# Briley Extended Range Choke



## Decoyin Drake (Feb 21, 2006)

Does anyone have any experience with this choke.. good or bad? I just bought one for an extrema 2 as was courious as to your results.

Thanks DD


----------



## alleyyooper (Jul 6, 2007)

I don't have brileys my self (old hasting wad strippers). But better than 85% of the shot gunners at my sportsman club use the Brileys.

 Al


----------



## TK33 (Aug 12, 2008)

I had a briley extended IM in a browning, don't know if this is the same thing but I loved it. Money well spent.


----------



## gooseaddict (Dec 31, 2006)

I just Bought one my self, Took it to the range today to test in my Extrema 2 Very impressed. Kent 3" # 1's, and bb's worked great and 3.5" hevishot # 2's where awesome at 35 and 50 yards. Money well spent IMO. I didn't think it was all the tight at 35 yards. Should be a great addition to the EXTREMA 2


----------



## snow (Dec 7, 2007)

Yes awsome choke,you'll be very pleased. 3" duces in hevi shot does a # out to 60yds,3.5's in 4's with this choke is almost an over kill.What makes this choke better than your run of the mill extended choke is two things,1st it has straight rifling to take the spin off the shot cup as it exits the muzzel which allows the shot payload to stay in the cup longer and will give you a tighter pattern,2nd it has reverse porting to help keep the shot payload in the shot cup as long as possible giving you a denser pattern at longer ranges.

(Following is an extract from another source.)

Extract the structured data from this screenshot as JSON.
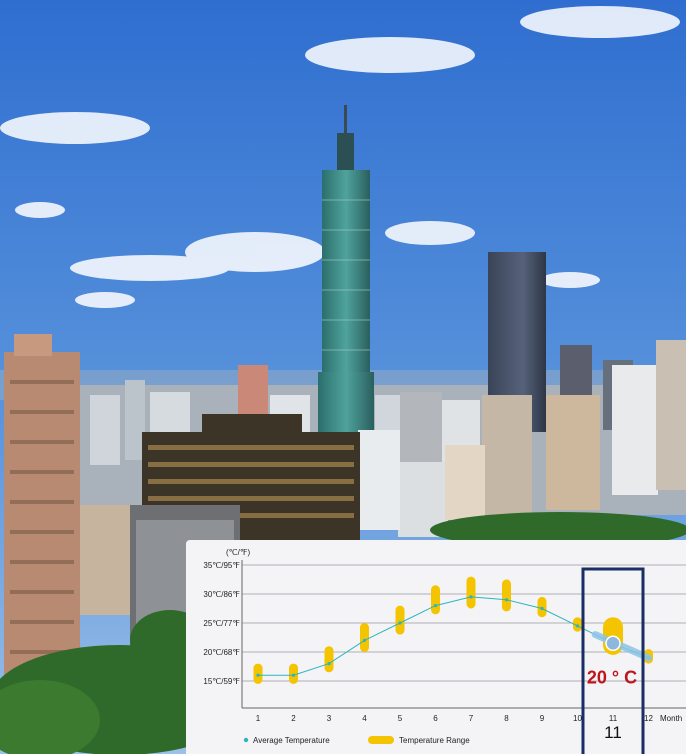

PS~ This choke constriction might not be compatable with some steel shot loads and or larger shot size,so I would suggest you check with briley to make sure it works with your shot shell choice.Or better yet come on over and join us at Hevi Shot... :wink:

BTW~ Hevi shot is coming out with a new line of chokes for both hevi shot and hevi metal,they are built by carlson and are even a tighter contriction than what briley has put out for even more lethal range if ya need it.


----------